Hence, x=y has more than one decomposition into shorter
fully joined syllables, and therefore x=y is a syllable of
length 6q. We note in passing that
StartsWith(x)={U,U',F'} and EndsWith(x)={U,U',F'}.
I haven't verified all 32 of Herbert's nontrivial identities of length 12q, but I'm sure that for each one of them the halfway position corresponds to a syllable. Indeed, I would argue that if one of them didn't correspond to a syllable, then the 12q identity wasn't really nontrivial and could be trivially changed to a shorter identity.
For example, suppose instead of 12q identities we were enumerating 6q identities, and we claimed that URLR'L'U' were a nontrivial identity.

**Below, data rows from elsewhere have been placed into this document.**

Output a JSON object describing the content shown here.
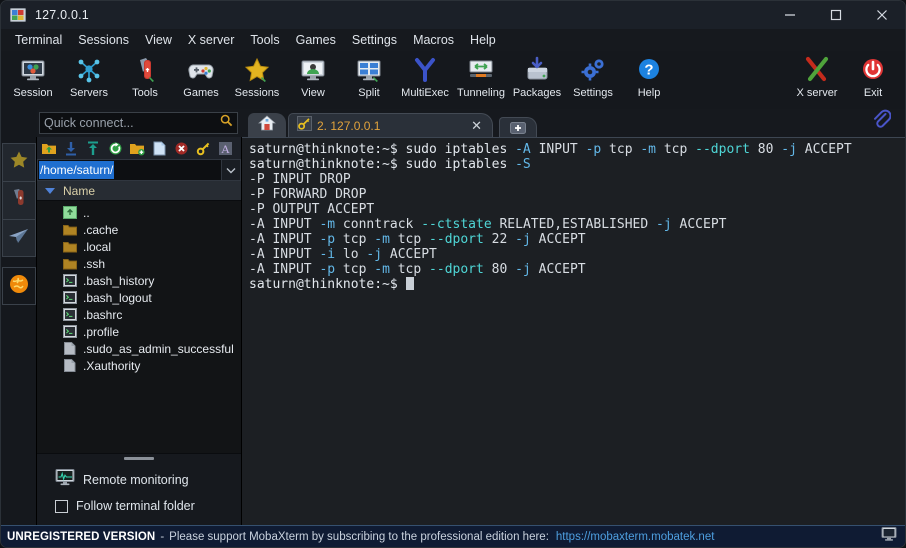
{
  "window": {
    "title": "127.0.0.1",
    "app_icon": "mobaxterm-logo-icon",
    "minimize": "—",
    "maximize": "□",
    "close": "✕"
  },
  "menubar": {
    "items": [
      {
        "label": "Terminal"
      },
      {
        "label": "Sessions"
      },
      {
        "label": "View"
      },
      {
        "label": "X server"
      },
      {
        "label": "Tools"
      },
      {
        "label": "Games"
      },
      {
        "label": "Settings"
      },
      {
        "label": "Macros"
      },
      {
        "label": "Help"
      }
    ]
  },
  "toolbar": {
    "items": [
      {
        "label": "Session",
        "icon": "monitor-session-icon"
      },
      {
        "label": "Servers",
        "icon": "servers-network-icon"
      },
      {
        "label": "Tools",
        "icon": "swiss-knife-icon"
      },
      {
        "label": "Games",
        "icon": "gamepad-icon"
      },
      {
        "label": "Sessions",
        "icon": "star-icon"
      },
      {
        "label": "View",
        "icon": "monitor-user-icon"
      },
      {
        "label": "Split",
        "icon": "split-panes-icon"
      },
      {
        "label": "MultiExec",
        "icon": "multiexec-fork-icon"
      },
      {
        "label": "Tunneling",
        "icon": "tunneling-arrows-icon"
      },
      {
        "label": "Packages",
        "icon": "packages-box-icon"
      },
      {
        "label": "Settings",
        "icon": "gears-icon"
      },
      {
        "label": "Help",
        "icon": "question-circle-icon"
      }
    ],
    "right_items": [
      {
        "label": "X server",
        "icon": "x-server-icon"
      },
      {
        "label": "Exit",
        "icon": "power-exit-icon"
      }
    ]
  },
  "rail": {
    "items": [
      {
        "name": "favorites",
        "icon": "star-icon"
      },
      {
        "name": "tools",
        "icon": "swiss-knife-icon"
      },
      {
        "name": "sftp",
        "icon": "paper-plane-icon"
      },
      {
        "name": "macros",
        "icon": "globe-icon"
      }
    ]
  },
  "quick_connect": {
    "placeholder": "Quick connect...",
    "value": "",
    "icon": "search-icon"
  },
  "sftp_panel": {
    "tool_icons": [
      {
        "name": "go-up-folder-icon"
      },
      {
        "name": "download-icon"
      },
      {
        "name": "upload-icon"
      },
      {
        "name": "refresh-icon"
      },
      {
        "name": "new-folder-icon"
      },
      {
        "name": "new-file-icon"
      },
      {
        "name": "delete-icon"
      },
      {
        "name": "permissions-key-icon"
      },
      {
        "name": "text-mode-icon"
      }
    ],
    "path": "/home/saturn/",
    "path_selected": true,
    "dropdown_caret": "⌄",
    "column_header": "Name",
    "files": [
      {
        "name": "..",
        "type": "parent"
      },
      {
        "name": ".cache",
        "type": "folder"
      },
      {
        "name": ".local",
        "type": "folder"
      },
      {
        "name": ".ssh",
        "type": "folder"
      },
      {
        "name": ".bash_history",
        "type": "script"
      },
      {
        "name": ".bash_logout",
        "type": "script"
      },
      {
        "name": ".bashrc",
        "type": "script"
      },
      {
        "name": ".profile",
        "type": "script"
      },
      {
        "name": ".sudo_as_admin_successful",
        "type": "file"
      },
      {
        "name": ".Xauthority",
        "type": "file"
      }
    ],
    "remote_monitoring_label": "Remote monitoring",
    "remote_monitoring_icon": "monitor-chart-icon",
    "follow_terminal_folder_label": "Follow terminal folder",
    "follow_terminal_folder_checked": false
  },
  "tabs": {
    "home_icon": "home-icon",
    "items": [
      {
        "label": "2. 127.0.0.1",
        "icon": "key-icon",
        "active": true,
        "close": "✕"
      }
    ],
    "add_label": "+",
    "clip_icon": "paperclip-icon"
  },
  "terminal": {
    "lines": [
      [
        {
          "t": "saturn@thinknote:~$ sudo iptables ",
          "c": "prompt"
        },
        {
          "t": "-A",
          "c": "flag"
        },
        {
          "t": " INPUT ",
          "c": "plain"
        },
        {
          "t": "-p",
          "c": "flag"
        },
        {
          "t": " tcp ",
          "c": "plain"
        },
        {
          "t": "-m",
          "c": "flag"
        },
        {
          "t": " tcp ",
          "c": "plain"
        },
        {
          "t": "--dport",
          "c": "long"
        },
        {
          "t": " 80 ",
          "c": "plain"
        },
        {
          "t": "-j",
          "c": "flag"
        },
        {
          "t": " ACCEPT",
          "c": "plain"
        }
      ],
      [
        {
          "t": "saturn@thinknote:~$ sudo iptables ",
          "c": "prompt"
        },
        {
          "t": "-S",
          "c": "flag"
        }
      ],
      [
        {
          "t": "-P INPUT DROP",
          "c": "plain"
        }
      ],
      [
        {
          "t": "-P FORWARD DROP",
          "c": "plain"
        }
      ],
      [
        {
          "t": "-P OUTPUT ACCEPT",
          "c": "plain"
        }
      ],
      [
        {
          "t": "-A INPUT ",
          "c": "plain"
        },
        {
          "t": "-m",
          "c": "flag"
        },
        {
          "t": " conntrack ",
          "c": "plain"
        },
        {
          "t": "--ctstate",
          "c": "long"
        },
        {
          "t": " RELATED,ESTABLISHED ",
          "c": "plain"
        },
        {
          "t": "-j",
          "c": "flag"
        },
        {
          "t": " ACCEPT",
          "c": "plain"
        }
      ],
      [
        {
          "t": "-A INPUT ",
          "c": "plain"
        },
        {
          "t": "-p",
          "c": "flag"
        },
        {
          "t": " tcp ",
          "c": "plain"
        },
        {
          "t": "-m",
          "c": "flag"
        },
        {
          "t": " tcp ",
          "c": "plain"
        },
        {
          "t": "--dport",
          "c": "long"
        },
        {
          "t": " 22 ",
          "c": "plain"
        },
        {
          "t": "-j",
          "c": "flag"
        },
        {
          "t": " ACCEPT",
          "c": "plain"
        }
      ],
      [
        {
          "t": "-A INPUT ",
          "c": "plain"
        },
        {
          "t": "-i",
          "c": "flag"
        },
        {
          "t": " lo ",
          "c": "plain"
        },
        {
          "t": "-j",
          "c": "flag"
        },
        {
          "t": " ACCEPT",
          "c": "plain"
        }
      ],
      [
        {
          "t": "-A INPUT ",
          "c": "plain"
        },
        {
          "t": "-p",
          "c": "flag"
        },
        {
          "t": " tcp ",
          "c": "plain"
        },
        {
          "t": "-m",
          "c": "flag"
        },
        {
          "t": " tcp ",
          "c": "plain"
        },
        {
          "t": "--dport",
          "c": "long"
        },
        {
          "t": " 80 ",
          "c": "plain"
        },
        {
          "t": "-j",
          "c": "flag"
        },
        {
          "t": " ACCEPT",
          "c": "plain"
        }
      ],
      [
        {
          "t": "saturn@thinknote:~$ ",
          "c": "prompt"
        },
        {
          "t": "",
          "c": "cursor"
        }
      ]
    ]
  },
  "statusbar": {
    "unregistered": "UNREGISTERED VERSION",
    "dash": "-",
    "message": "Please support MobaXterm by subscribing to the professional edition here:",
    "link": "https://mobaxterm.mobatek.net",
    "icon": "monitor-small-icon"
  },
  "colors": {
    "accent_blue": "#1f6fd0",
    "tab_text": "#e2a33c",
    "terminal_flag": "#63b8e8",
    "terminal_long": "#4fd6d6",
    "status_bg": "#0f1b33",
    "status_link": "#4e9fe0"
  }
}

The obvious counterargument is that all the moves in the subsequence RLR'L' commute and can therefore be rewritten as the trivial identity RLL'R'. The syllable counterargument as applied to the 6q identity would suggest writing the identity as (U)(RL)(R'L')(U') and would note that the syllables (RL) and (R'L') are inverses. The syllable counterargument as applied to duplicate positions would suggest rewriting the identity as xy' with x=(U)(RL) and y=(U)(LR) and would note that (RL) and (LR) are the same syllable so that x=y only has one decomposition into shorter fully joined syllables.
Here's a question for Herbert. When you were calculating your 32 nontrivial identities of length 12q unique up to symmetry, what was your criterion for verifying that all of them were nontrivial (i.e., that they couldn't be shortened)?